Will you burn them? I would rather not have them back. But I enclose yours, as you may prefer to burn them yourself. I am so very sorry about everything. At least it has been short, and not dragged on growing thinner and thinner till it died of starvation. Once I wrote and begged you to tell me if you thought you had made a mistake about me, because I felt I could bear to know better then than later. And you wrote back and swore all sorts of things by heaven and earth, all sorts of convictions and unshakable things. Well, now you have another set of convictions, that's all. I am not going to beat the big drum of sentiment and make a wailful noise. Nothing is so dead as a dead infatuation. The more a person was infatuated the more he resents an attempt to galvanize the dull dead thing into life. I am wise, you see, to the end. And reasonable too, I hope. And brave. And brave, I tell you. Do you think I will be a coward, and cry out?
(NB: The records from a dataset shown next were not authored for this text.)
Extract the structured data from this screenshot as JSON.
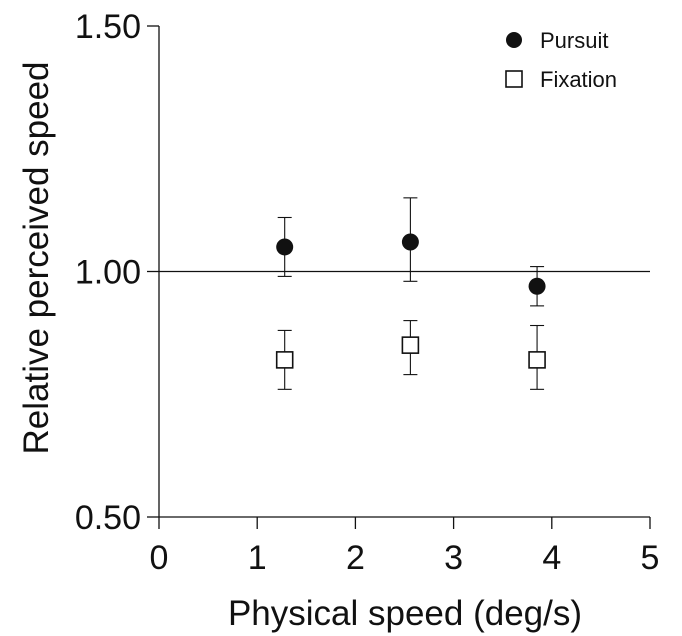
{
  "chart_data": {
    "type": "scatter",
    "title": "",
    "xlabel": "Physical speed (deg/s)",
    "ylabel": "Relative perceived speed",
    "xlim": [
      0,
      5
    ],
    "ylim": [
      0.5,
      1.5
    ],
    "x_ticks": [
      0,
      1,
      2,
      3,
      4,
      5
    ],
    "x_tick_labels": [
      "0",
      "1",
      "2",
      "3",
      "4",
      "5"
    ],
    "y_ticks": [
      0.5,
      1.0,
      1.5
    ],
    "y_tick_labels": [
      "0.50",
      "1.00",
      "1.50"
    ],
    "reference_line_y": 1.0,
    "grid": false,
    "legend_position": "top-right",
    "series": [
      {
        "name": "Pursuit",
        "marker": "filled-circle",
        "color": "#111111",
        "points": [
          {
            "x": 1.28,
            "y": 1.05,
            "err_low": 0.99,
            "err_high": 1.11
          },
          {
            "x": 2.56,
            "y": 1.06,
            "err_low": 0.98,
            "err_high": 1.15
          },
          {
            "x": 3.85,
            "y": 0.97,
            "err_low": 0.93,
            "err_high": 1.01
          }
        ]
      },
      {
        "name": "Fixation",
        "marker": "open-square",
        "color": "#111111",
        "points": [
          {
            "x": 1.28,
            "y": 0.82,
            "err_low": 0.76,
            "err_high": 0.88
          },
          {
            "x": 2.56,
            "y": 0.85,
            "err_low": 0.79,
            "err_high": 0.9
          },
          {
            "x": 3.85,
            "y": 0.82,
            "err_low": 0.76,
            "err_high": 0.89
          }
        ]
      }
    ]
  }
}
I make you a present of everything; of the love and happy thoughts, of the pleasant dreams and plans, of the little prayers sent up, and the blessings called down--there were a great many every day--of the kisses, and all the dear sweetness. Take it all. I want nothing from you in return. Remember it as a pleasant interlude, or fling it into a corner of your mind where used-up things grow dim with cobwebs. But do you suppose that having given you all this I am going to give you my soul as well? To moan my life away, my beautiful life? You are not worth it. You are not worth anything, hardly. You are quite invertebrate. My life shall be splendid in spite of you. You shall not cheat me of one single chance of heaven. Now good-by. Please burn this last one, too. I suppose no one who heard it would quite believe this story, would quite believe it possible for a man to go such lengths of--shall we call it unkindness? to a girl in a single month; but you and I know it is true.

ROSE-MARIE SCHMIDT.

XXII

Jena, March 5th.

Dear Mr. Anstruther,--It was extremely kind of you to remember my birthday and to find time in the middle of all your work to send me your good wishes. I hope you are getting on well, and that you like what you are doing. Professor Martens seems to tell you all the Jena news. Yes, I was ill; but we had such a long winter that it was rather lucky to be out of it, tucked away comfortably in bed. There is still snow in the ditches and on the shady side of things. I escaped the bad weather as thoroughly as those persons do who go with infinite trouble during these months to Egypt.